Al regresar a Éfeso, Apolo resistió a la invitación de san Pablo a regresar
inmediatamente a Corinto, retrasando el viaje a una fecha sucesiva, que
ignoramos (cf. 1Co 16, 12). No tenemos más noticias suyas, aunque
algunos expertos piensan que posiblemente es el autor de la carta a los
Hebreos, que Tertuliano atribuye a san Bernabé.
Estos tres hombres brillan en el
firmamento de los testigos del Evangelio por una característica común, además
de por las características propias de cada uno.
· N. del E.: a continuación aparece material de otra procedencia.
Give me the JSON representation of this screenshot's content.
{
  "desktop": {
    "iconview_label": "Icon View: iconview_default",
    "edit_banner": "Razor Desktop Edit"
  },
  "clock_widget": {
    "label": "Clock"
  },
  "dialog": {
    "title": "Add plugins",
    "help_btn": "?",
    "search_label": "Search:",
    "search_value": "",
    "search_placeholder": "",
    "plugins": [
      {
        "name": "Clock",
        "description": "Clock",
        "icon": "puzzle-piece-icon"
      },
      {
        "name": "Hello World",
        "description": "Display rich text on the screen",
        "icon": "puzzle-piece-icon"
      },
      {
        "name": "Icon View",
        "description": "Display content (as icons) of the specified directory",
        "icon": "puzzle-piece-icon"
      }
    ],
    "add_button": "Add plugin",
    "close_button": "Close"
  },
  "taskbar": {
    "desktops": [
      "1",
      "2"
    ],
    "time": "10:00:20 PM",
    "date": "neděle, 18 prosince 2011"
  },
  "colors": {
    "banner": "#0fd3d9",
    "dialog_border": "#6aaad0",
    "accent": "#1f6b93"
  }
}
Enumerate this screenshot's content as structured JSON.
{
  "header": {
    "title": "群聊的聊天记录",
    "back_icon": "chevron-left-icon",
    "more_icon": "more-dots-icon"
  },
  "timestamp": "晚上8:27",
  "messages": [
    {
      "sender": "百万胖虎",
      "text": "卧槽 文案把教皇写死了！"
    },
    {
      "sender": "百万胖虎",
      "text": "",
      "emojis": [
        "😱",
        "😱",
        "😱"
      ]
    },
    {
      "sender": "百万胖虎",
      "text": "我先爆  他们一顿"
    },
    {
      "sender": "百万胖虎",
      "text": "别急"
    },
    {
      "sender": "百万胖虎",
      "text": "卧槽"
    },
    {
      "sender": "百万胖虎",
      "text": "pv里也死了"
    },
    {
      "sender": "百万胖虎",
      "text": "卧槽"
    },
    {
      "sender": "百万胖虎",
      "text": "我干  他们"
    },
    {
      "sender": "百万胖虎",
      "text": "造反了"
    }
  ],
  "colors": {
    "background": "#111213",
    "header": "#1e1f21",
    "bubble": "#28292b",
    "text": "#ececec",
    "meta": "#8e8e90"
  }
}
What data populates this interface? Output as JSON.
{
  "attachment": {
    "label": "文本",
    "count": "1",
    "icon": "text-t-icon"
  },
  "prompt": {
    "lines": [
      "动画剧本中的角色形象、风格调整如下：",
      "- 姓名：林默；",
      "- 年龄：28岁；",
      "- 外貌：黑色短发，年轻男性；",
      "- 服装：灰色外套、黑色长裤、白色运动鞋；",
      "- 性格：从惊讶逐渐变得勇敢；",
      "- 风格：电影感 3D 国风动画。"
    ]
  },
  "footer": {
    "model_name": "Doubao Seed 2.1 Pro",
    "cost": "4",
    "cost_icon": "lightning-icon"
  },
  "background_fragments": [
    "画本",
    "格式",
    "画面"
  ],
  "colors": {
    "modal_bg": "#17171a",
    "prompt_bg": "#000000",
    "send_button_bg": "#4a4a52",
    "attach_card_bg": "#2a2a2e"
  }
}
En común, además del origen
judío, tienen la entrega a Jesucristo y al Evangelio, así como el hecho de que
los tres fueron colaboradores del apóstol san Pablo. En esta misión
evangelizadora original encontraron el sentido de su vida y de este modo se nos
presentan como modelos luminosos de desinterés y generosidad.
Por último, pensemos una vez más en la
frase de san Pablo: tanto Apolo como yo somos ministros de Jesús, cada
uno a su manera, pues es Dios quien da el crecimiento. Esto vale también hoy
para todos, tanto para el Papa como para los cardenales, los obispos, los
sacerdotes y los laicos. Todos somos humildes ministros de Jesús. Servimos al
Evangelio en la medida en que podemos, según nuestros dones, y pedimos a Dios
que él haga crecer hoy su Evangelio, su Iglesia.